When we look at hormone receptor positive HER2 positive breast cancer, again we see the RCB classes are stratifying the risk. The interesting point to note here is that the RCB1, the yellow curve, really track with complete response for approximately five years and then there are some later events that we observed in this population.

In hormone receptor positive HER2 negative breast cancer, where there still remains a bit of residual confusion about whether or not chemotherapy can help patients with this type of disease, we see that the extent of residual disease is strongly prognostic. So there’s clearly an effect on prognosis from the chemotherapy but the most prognostic aspects of the distribution of response are when there is the most residual disease, the RCB3 in red and the RCB2 in grey, and it’s a long-term risk that’s still continuing beyond ten years.
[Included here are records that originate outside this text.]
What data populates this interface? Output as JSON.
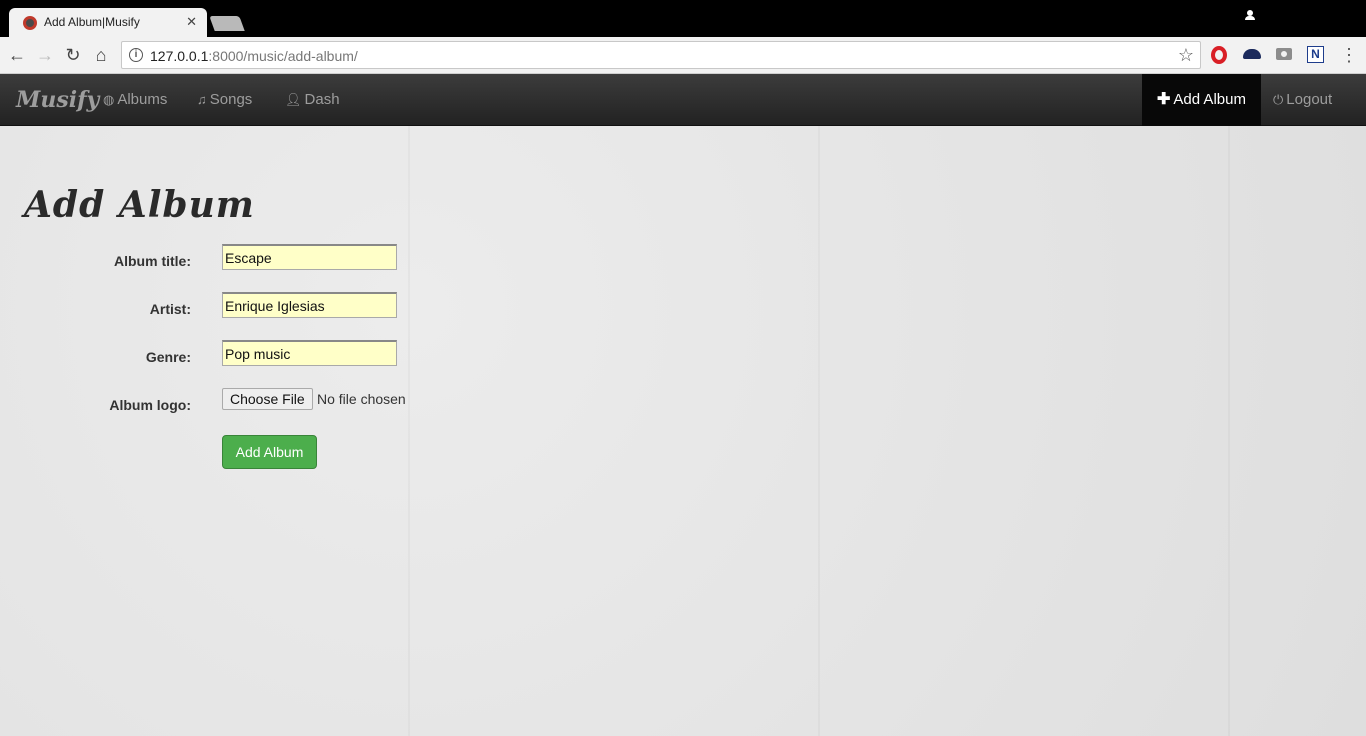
{
  "browser": {
    "tab_title": "Add Album|Musify",
    "url_host": "127.0.0.1",
    "url_rest": ":8000/music/add-album/"
  },
  "navbar": {
    "brand": "Musify",
    "items": [
      {
        "label": "Albums",
        "icon": "globe-icon"
      },
      {
        "label": "Songs",
        "icon": "music-note-icon"
      },
      {
        "label": "Dash",
        "icon": "user-icon"
      }
    ],
    "add_album": "Add Album",
    "logout": "Logout"
  },
  "form": {
    "heading": "Add Album",
    "fields": [
      {
        "label": "Album title:",
        "value": "Escape"
      },
      {
        "label": "Artist:",
        "value": "Enrique Iglesias"
      },
      {
        "label": "Genre:",
        "value": "Pop music"
      }
    ],
    "logo_label": "Album logo:",
    "file_button": "Choose File",
    "file_status": "No file chosen",
    "submit": "Add Album"
  },
  "colors": {
    "submit": "#4cae4c",
    "input_bg": "#ffffc8",
    "navbar": "#222222"
  }
}
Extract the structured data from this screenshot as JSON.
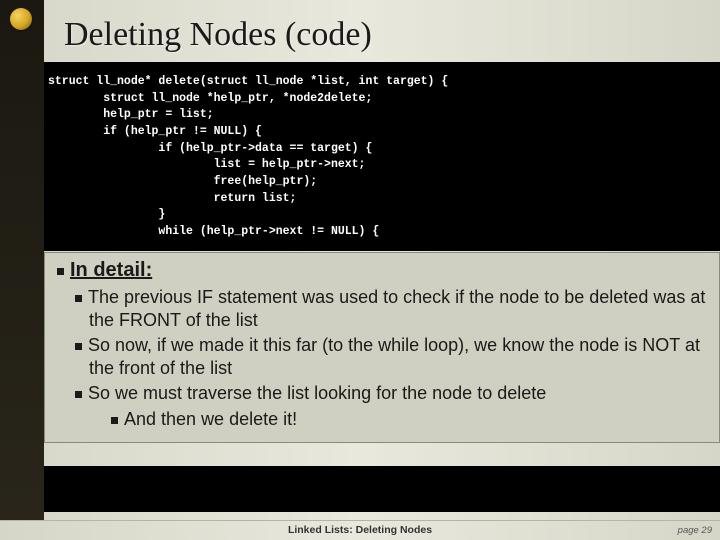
{
  "title": "Deleting Nodes (code)",
  "code": "struct ll_node* delete(struct ll_node *list, int target) {\n        struct ll_node *help_ptr, *node2delete;\n        help_ptr = list;\n        if (help_ptr != NULL) {\n                if (help_ptr->data == target) {\n                        list = help_ptr->next;\n                        free(help_ptr);\n                        return list;\n                }\n                while (help_ptr->next != NULL) {",
  "explain": {
    "heading": "In detail:",
    "bullets": [
      "The previous IF statement was used to check if the node to be deleted was at the FRONT of the list",
      "So now, if we made it this far (to the while loop), we know the node is NOT at the front of the list",
      "So we must traverse the list looking for the node to delete"
    ],
    "sub_bullet": "And then we delete it!"
  },
  "footer": {
    "title": "Linked Lists:  Deleting Nodes",
    "page_label": "page 29"
  }
}
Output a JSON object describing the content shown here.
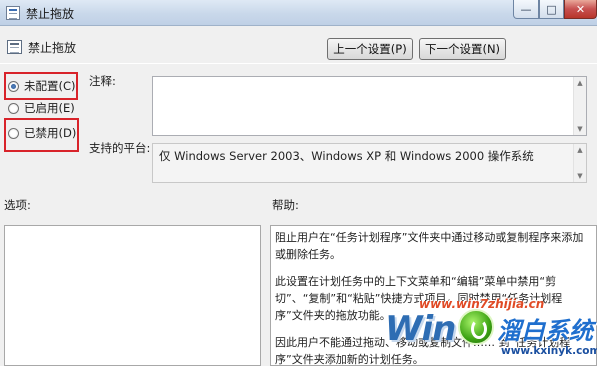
{
  "window": {
    "title": "禁止拖放",
    "icon": "policy-setting-icon",
    "controls": [
      "minimize-icon",
      "maximize-icon",
      "close-icon"
    ],
    "controls_glyphs": {
      "minimize": "—",
      "maximize": "□",
      "close": "✕"
    }
  },
  "header": {
    "setting_name": "禁止拖放",
    "prev_button": "上一个设置(P)",
    "next_button": "下一个设置(N)"
  },
  "state": {
    "options": [
      {
        "label": "未配置(C)",
        "checked": true
      },
      {
        "label": "已启用(E)",
        "checked": false
      },
      {
        "label": "已禁用(D)",
        "checked": false
      }
    ],
    "highlight_color": "#d8232a"
  },
  "labels": {
    "comment": "注释:",
    "platform": "支持的平台:",
    "options": "选项:",
    "help": "帮助:"
  },
  "comment_value": "",
  "platform_value": "仅 Windows Server 2003、Windows XP 和 Windows 2000 操作系统",
  "help": {
    "paragraphs": [
      "阻止用户在“任务计划程序”文件夹中通过移动或复制程序来添加或删除任务。",
      "此设置在计划任务中的上下文菜单和“编辑”菜单中禁用“剪切”、“复制”和“粘贴”快捷方式项目，同时禁用“任务计划程序”文件夹的拖放功能。",
      "因此用户不能通过拖动、移动或复制文件…… 到“任务计划程序”文件夹添加新的计划任务。"
    ]
  },
  "watermark": {
    "site": "www.win7zhijia.cn",
    "win_text": "Win",
    "brand": "溜白系统",
    "url": "www.kxinyk.com"
  }
}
Returning to this continuous relationship with the log of risk, we can see in each of the subtypes in the order that I’ve presented them, from left to right triple negative, hormone receptor negative HER2 positive, hormone receptor positive HER2 positive and on the farthest right hormone receptor positive HER2 negative, we see that that strong relationship with risk is very clear in each and every subtype of disease. Look how perfectly linear that risk curve, that log linear risk curve, is for the triple negative at left, and very tight confidence intervals around those risk estimates.
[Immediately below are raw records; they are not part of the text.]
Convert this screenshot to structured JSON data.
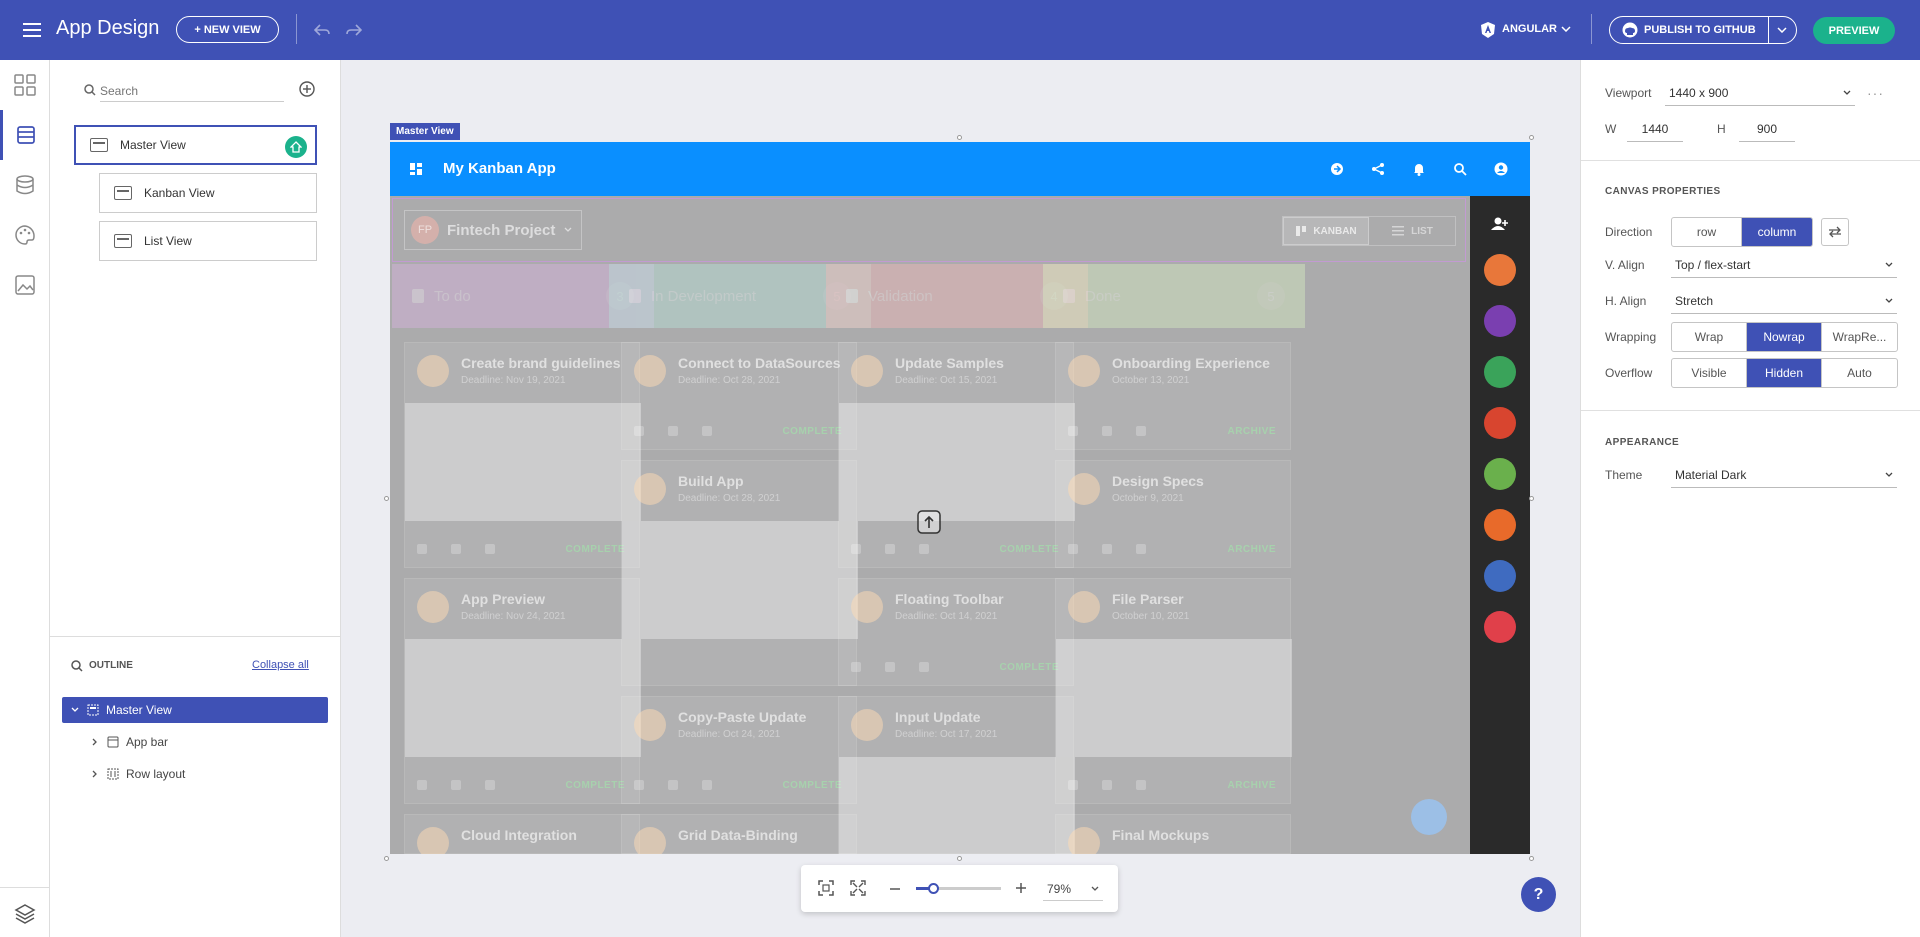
{
  "topbar": {
    "title": "App Design",
    "new_view": "+ NEW VIEW",
    "framework": "ANGULAR",
    "publish": "PUBLISH TO GITHUB",
    "preview": "PREVIEW",
    "colors": {
      "bar": "#3f51b5",
      "preview": "#1bb28c"
    }
  },
  "left": {
    "search_placeholder": "Search",
    "views": [
      {
        "label": "Master View"
      },
      {
        "label": "Kanban View"
      },
      {
        "label": "List View"
      }
    ],
    "outline": {
      "title": "OUTLINE",
      "collapse": "Collapse all",
      "items": [
        {
          "label": "Master View"
        },
        {
          "label": "App bar"
        },
        {
          "label": "Row layout"
        }
      ]
    }
  },
  "canvas": {
    "view_tag": "Master View",
    "zoom": "79%",
    "zoom_fraction": 0.2,
    "app": {
      "title": "My Kanban App",
      "project_initials": "FP",
      "project": "Fintech Project",
      "kanban": "KANBAN",
      "list": "LIST",
      "columns": [
        {
          "name": "To do",
          "count": "3",
          "color": "#d9b3e0",
          "cards": [
            {
              "title": "Create brand guidelines",
              "date": "Deadline: Nov 19, 2021",
              "status": "COMPLETE"
            },
            {
              "title": "App Preview",
              "date": "Deadline: Nov 24, 2021",
              "status": "COMPLETE"
            },
            {
              "title": "Cloud Integration",
              "date": "",
              "status": ""
            }
          ]
        },
        {
          "name": "In Development",
          "count": "5",
          "color": "#b7e0d8",
          "cards": [
            {
              "title": "Connect to DataSources",
              "date": "Deadline: Oct 28, 2021",
              "status": "COMPLETE"
            },
            {
              "title": "Build App",
              "date": "Deadline: Oct 28, 2021",
              "status": ""
            },
            {
              "title": "Copy-Paste Update",
              "date": "Deadline: Oct 24, 2021",
              "status": "COMPLETE"
            },
            {
              "title": "Grid Data-Binding",
              "date": "",
              "status": ""
            }
          ]
        },
        {
          "name": "Validation",
          "count": "4",
          "color": "#f0b8b8",
          "cards": [
            {
              "title": "Update Samples",
              "date": "Deadline: Oct 15, 2021",
              "status": "COMPLETE"
            },
            {
              "title": "Floating Toolbar",
              "date": "Deadline: Oct 14, 2021",
              "status": "COMPLETE"
            },
            {
              "title": "Input Update",
              "date": "Deadline: Oct 17, 2021",
              "status": ""
            }
          ]
        },
        {
          "name": "Done",
          "count": "5",
          "color": "#d7ecc0",
          "cards": [
            {
              "title": "Onboarding Experience",
              "date": "October 13, 2021",
              "status": "ARCHIVE"
            },
            {
              "title": "Design Specs",
              "date": "October 9, 2021",
              "status": "ARCHIVE"
            },
            {
              "title": "File Parser",
              "date": "October 10, 2021",
              "status": "ARCHIVE"
            },
            {
              "title": "Final Mockups",
              "date": "",
              "status": ""
            }
          ]
        }
      ]
    }
  },
  "right": {
    "viewport_label": "Viewport",
    "viewport": "1440 x 900",
    "w_label": "W",
    "w": "1440",
    "h_label": "H",
    "h": "900",
    "canvas_props": "CANVAS PROPERTIES",
    "direction_label": "Direction",
    "direction": [
      "row",
      "column"
    ],
    "valign_label": "V. Align",
    "valign": "Top / flex-start",
    "halign_label": "H. Align",
    "halign": "Stretch",
    "wrapping_label": "Wrapping",
    "wrapping": [
      "Wrap",
      "Nowrap",
      "WrapRe..."
    ],
    "overflow_label": "Overflow",
    "overflow": [
      "Visible",
      "Hidden",
      "Auto"
    ],
    "appearance": "APPEARANCE",
    "theme_label": "Theme",
    "theme": "Material Dark"
  }
}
On the farthest right, the hormone receptor positive HER2 negative, this is the group where you get a slight sway to the right on the curve rather than a true diagonal linear effect. We’re interpreting that as the influence of adjuvant endocrine treatment but that will obviously deserve further study.

So in multivariate analysis with pre-treatment clinical and pathologic parameters we learned the following: that in each of the subtypes residual cancer burden index was independently significant, that a small minority of patients who present with T4 extensive disease in the breast still remain at significant risk independently. They’re a small group but it’s a dangerous group. And that in hormone receptor positive HER2 negative, pink on the farthest right, that the clinical nodal status before treatment and the histologic grade of the tumour continue to add independent prognostic information. In the triple negative breast cancer, blue on the farthest left, you can see that compared to the T2 presentation the T3, the larger tumour size, still adds some additional independent risk to the multivariate model.

So, to conclude, the prognostic association of residual cancer burden, both the index score and the class, was generalizable across a very large multi-centre pooled analysis. I didn’t show these data but they’re in the presentation – it adds prognostic information to the stage categories. Residual cancer burden was prognostic in each phenotypic subtype of disease, it’s independent of pre-treatment clinical and pathologic information. We also just want to highlight in the hormone receptor positive HER2 negative some of these pre-treatment clinical characteristics remain prognostic.

But the most important conclusion, in my mind, for the here and now is that there is a strong potential to calibrate an individual’s residual cancer burden index score to her residual prognostic risk. There is a generally linear relationship between RCB index value and the log of risk and that it is, as we have demonstrated, entirely feasible to have phenotype specific calibration risk curves for use in the communication of risk and the interpretation of clinical trials. Thank you.